Archived from groups: comp.security.firewalls (More info?)

"CCMiami" <nospam@modeldriven.org> wrote in message
news:FoGZe.29959$dm.14125@lakeread03...
> Ok - One will informed vote for the Fortigate! Thanks Russ!
> Do you have any concern about the company or the legal stuff going on?

No, my visibility into the internals seems ok, the signals all look good.
That leagal stuff at worst will end up as a cash settlement and a license
fee -- the code bits are probably already re-written.

-Russ.

Archived from groups: comp.security.firewalls (More info?)

"CCMiami" <nospam@modeldriven.org> wrote in message
news:G9IZe.29968$dm.24466@lakeread03...
> Russ,
> One more question if you don't mind...
> I was not aware that the 5GT didn't use ASIC, but where do you see the
> performance hit? The 5GT is rated at 75Mbps, about the same as the
> Fortigate 60. So either it doesn't keep up with that speed in the real
> world or it can't process as many packet inspections. Or, do the rated
> speed not include DI/AV? Where does the user or server notice?
>
> Also, do these firewalls do CIDR as well as support the "standard" VPN
> client, such as is found on devices by default (even my PDA has a VPN
> client)?
>
> Thanks again for your excellent response.

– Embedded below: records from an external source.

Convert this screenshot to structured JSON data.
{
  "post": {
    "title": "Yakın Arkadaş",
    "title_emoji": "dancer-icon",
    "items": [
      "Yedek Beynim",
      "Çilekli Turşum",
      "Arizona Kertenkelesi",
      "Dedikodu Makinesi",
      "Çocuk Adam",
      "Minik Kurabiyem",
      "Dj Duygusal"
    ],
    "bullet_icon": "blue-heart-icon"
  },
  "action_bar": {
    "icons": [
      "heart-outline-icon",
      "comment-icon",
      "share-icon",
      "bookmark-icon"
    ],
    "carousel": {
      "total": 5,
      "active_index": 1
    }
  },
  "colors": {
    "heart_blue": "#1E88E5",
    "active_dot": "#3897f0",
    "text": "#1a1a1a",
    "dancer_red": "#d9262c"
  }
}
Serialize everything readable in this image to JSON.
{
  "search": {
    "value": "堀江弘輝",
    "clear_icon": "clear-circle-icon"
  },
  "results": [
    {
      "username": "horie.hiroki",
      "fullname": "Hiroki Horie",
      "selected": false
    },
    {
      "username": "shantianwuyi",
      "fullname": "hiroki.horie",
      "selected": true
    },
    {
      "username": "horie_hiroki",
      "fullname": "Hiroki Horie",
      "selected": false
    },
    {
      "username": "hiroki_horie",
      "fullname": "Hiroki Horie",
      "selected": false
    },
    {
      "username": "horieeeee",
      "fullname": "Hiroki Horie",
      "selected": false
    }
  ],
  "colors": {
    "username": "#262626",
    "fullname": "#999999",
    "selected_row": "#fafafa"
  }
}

The 5GT has ASIC for firewall and VPN, just like the 5XT and the 5XP. But
AV and DI are done in software. That rated througput is for firewall only.
Try to get some solid numbers for DI and AV, I couldn't, and haven't had the
opportunity to test one that hard.

I can tell you that the 60 would run about 50Mbps IPS and up to around 8 to
10Mbps AV, give or take depending on the traffic and the configuration. And
I mean that very literally, it varies a lot based on those two things.

The FG does not support CIDR. If that's a show-stopper, the FG is out.

Standard VPN clients should be fine, if they're standard. The windows
client for example, is a pain in the butt and rarely works reliably on
anything for very long in my experience -- which I admit, is limited. We
usually go with a proper IPSec client. But, if it's a standards based
client, it should be just fine. The unit doesn't care what it talks to, as
long as it talks in a standard way.

-Russ.

Archived from groups: comp.security.firewalls (More info?)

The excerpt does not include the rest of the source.